Cyber Brain Trust Looks to Safeguard Smart Tech

The next big advances in tech, from the Internet of Things (IoT) to speedy 5G networks and complex machine learning also present the future of cybersecurity threats, Rick Ledgett, former deputy director of the National Security Agency (NSA), said at the first annual University of Maryland Executive Cybersecurity Summit.

Ledgett, who worked for the NSA for over 25 years and now runs a computer science consultancy, was one of 25 high-level cyber experts in government, the private sector and academia addressing the broad challenges of cybersecurity at the event, which continues through today at the Hotel at the University of Maryland.

Ledgett said that the number of IoT devices, running the gamut of internet-connected household appliances to medical and manufacturing devices, is predicted to run as high as 50 billion devices by 2020. “What that means from a cybersecurity perspective is complexity. And complexity means bad things. Every time you hook up two devices, or a device to a network, that’s two ways for things to go badly.”

How that cascades to emerging technologies, like autonomous vehicles, which require highly reliable, low-latency communications, hasn’t been adequately studied, he said. He also noted a need for further research in the area of machine learning, which is advancing “faster than people can comprehend,” with mechanisms for success that aren’t clearly validated and or well-tested in today’s threat environment. Facial recognition, which is poised to change everything from online buying to getting on a plane, is particularly vulnerable.

A company or government agency that is hacked must contend with not just the technical aspects of the breech, but the socioeconomic fallout.

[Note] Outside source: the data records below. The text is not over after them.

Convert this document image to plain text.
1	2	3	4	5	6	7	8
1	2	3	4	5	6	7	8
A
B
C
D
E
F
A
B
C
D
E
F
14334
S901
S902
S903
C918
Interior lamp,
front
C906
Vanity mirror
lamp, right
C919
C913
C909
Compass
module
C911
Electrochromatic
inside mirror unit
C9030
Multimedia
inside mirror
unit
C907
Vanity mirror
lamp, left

Daniel Ennis, executive director of the University of Maryland’s Maryland Global Initiative in Cybersecurity, said cyber threats require a holistic response, with voices from the private sector, academia and government at the table for collaborative problem-solving.

“The government is not going to be final solution,” said Ennis.

Keith Marzullo, dean of UMD’s College of Information Studies, agreed that academia can play a unique role. “I think that the pressures and things on the ground are so demanding, that the public and private sectors have a tendency to move too fast to solve the immediate problem, when actually the problem is much deeper and more involved,” he said. “That need to move quickly limits their ability to think more deeply. And that’s where we can come in.”

Experts also pointed to the urgency for building the professional workforce on all sides of the cyber issue, from the technical to communications and enterprise. Federal Chief Information Security Officer and Senior Director of Cybersecurity Policy Grant Schneider of the National Security Council points to the engagement with experts in fields beyond computing, as well as with business executives, as critical to risk management. “We need more cybersecurity professionals, we need more STEM people who can hopefully solve all of these cybersecurity challenges for us,” he said. “We also need more lawyers and people who can translate what the technicians are talking about, and those who understand the business mission and the business values. We need a far more nuanced conversation between CEOs and CISOs.”  

The summit today will drill down into some of the more complex and residual aspects of the technical side, with panel discussions surrounding hacktivists and spycraft, emerging vulnerabilities to “smart cities” and the chain failure of interconnected systems, such as the massive outage that affected three airlines on Monday. Faculty interested in attending one of the sessions can receive complimentary registration at the summit throughout the day.

“I’ve had colleagues tell me that it will take a cybersecurity breach equivalent to Pearl Harbor to change the game,” said Ledgett. “I think that the work that institutions like the University of Maryland and folks in the private sector can do is essential to making that not be the case.”